It has been Mr. Sperlin's aim, in writing The Heart of the Skyloo, to produce a true picture of the Indians who lived in the Okanogan country during the fur trading era. He has gathered his materials from many sources. Alexander Ross, David Thompson, Ross Cox, and many other writers of the early days have furnished an historical back ground for his narrative and he has made good use of many of their incidents and much information relative to the customs and conditions of the Indians. To this he has added color and first hand information about Indian lore and traditions which he has gathered by means of personal interviews with Indians and descendants of some of the characters who appear in the book.

The tale of the Indians is fictionized, as tales of Indians must need's be, from the lack of any record of their lives, but many of the native characters have been introduced in the pages of Cox, Ross, and others. In tracing their lives he has made some assumptions unwarrantable in the eyes of an historian, such as the merging of the character of Kokome Nepeeka, one of the Indian women who preceded Thompson to Astoria, into that of Bundosh or Boudash the Kootenai woman, and the invention of the subsequent career of Ross's priest, but these devices are acceptable as fiction or conjecture. Although his native heroine might be thought somewhat too full of simple goodness and civilized understanding, Mr. Sperlin has followed his sources closely in his representation of the lives of the Indians in general.

For the purpose of representing in English the native speech and, mode of thought, Mr. Sperlin has adopted a style of writing which combines native words and jargon with complicated English. This mixture forms a sizeable barrier between the reader and the meaning to be conveyed, and the result of the whole is not altogether a happy one, in the mind of this reviewer.

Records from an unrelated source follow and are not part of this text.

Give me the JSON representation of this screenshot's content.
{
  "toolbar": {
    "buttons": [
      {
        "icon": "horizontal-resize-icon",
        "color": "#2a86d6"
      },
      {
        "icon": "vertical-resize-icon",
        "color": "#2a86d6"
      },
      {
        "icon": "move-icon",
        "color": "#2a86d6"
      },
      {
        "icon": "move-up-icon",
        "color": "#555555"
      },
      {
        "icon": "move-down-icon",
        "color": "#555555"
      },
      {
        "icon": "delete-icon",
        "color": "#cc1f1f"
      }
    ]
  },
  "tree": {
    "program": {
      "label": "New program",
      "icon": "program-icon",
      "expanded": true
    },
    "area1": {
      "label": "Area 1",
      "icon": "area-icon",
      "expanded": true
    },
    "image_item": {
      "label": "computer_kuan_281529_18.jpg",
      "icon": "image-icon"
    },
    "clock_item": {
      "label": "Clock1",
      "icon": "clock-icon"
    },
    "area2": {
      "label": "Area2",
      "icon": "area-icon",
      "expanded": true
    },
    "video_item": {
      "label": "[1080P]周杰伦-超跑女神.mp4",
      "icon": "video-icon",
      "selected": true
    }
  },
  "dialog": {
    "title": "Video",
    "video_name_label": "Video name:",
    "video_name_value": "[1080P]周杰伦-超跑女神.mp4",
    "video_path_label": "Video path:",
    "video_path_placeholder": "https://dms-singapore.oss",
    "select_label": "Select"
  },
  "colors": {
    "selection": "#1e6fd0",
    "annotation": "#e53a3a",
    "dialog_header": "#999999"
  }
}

The vocabulary of Indian words at the end of the book is helpful (indeed, necessary to the understanding of the text) and, of large enough scope to be generally useful for reference. The materials gathered at first hand from the natives, and the identifications made by Francois Saxa, mentioned by Mr. Sperlin in his acknowledgments, might have been made more useful to students by means of an introduction or the use of footnotes. The book is attractively printed and bound by the Metropolitan Press.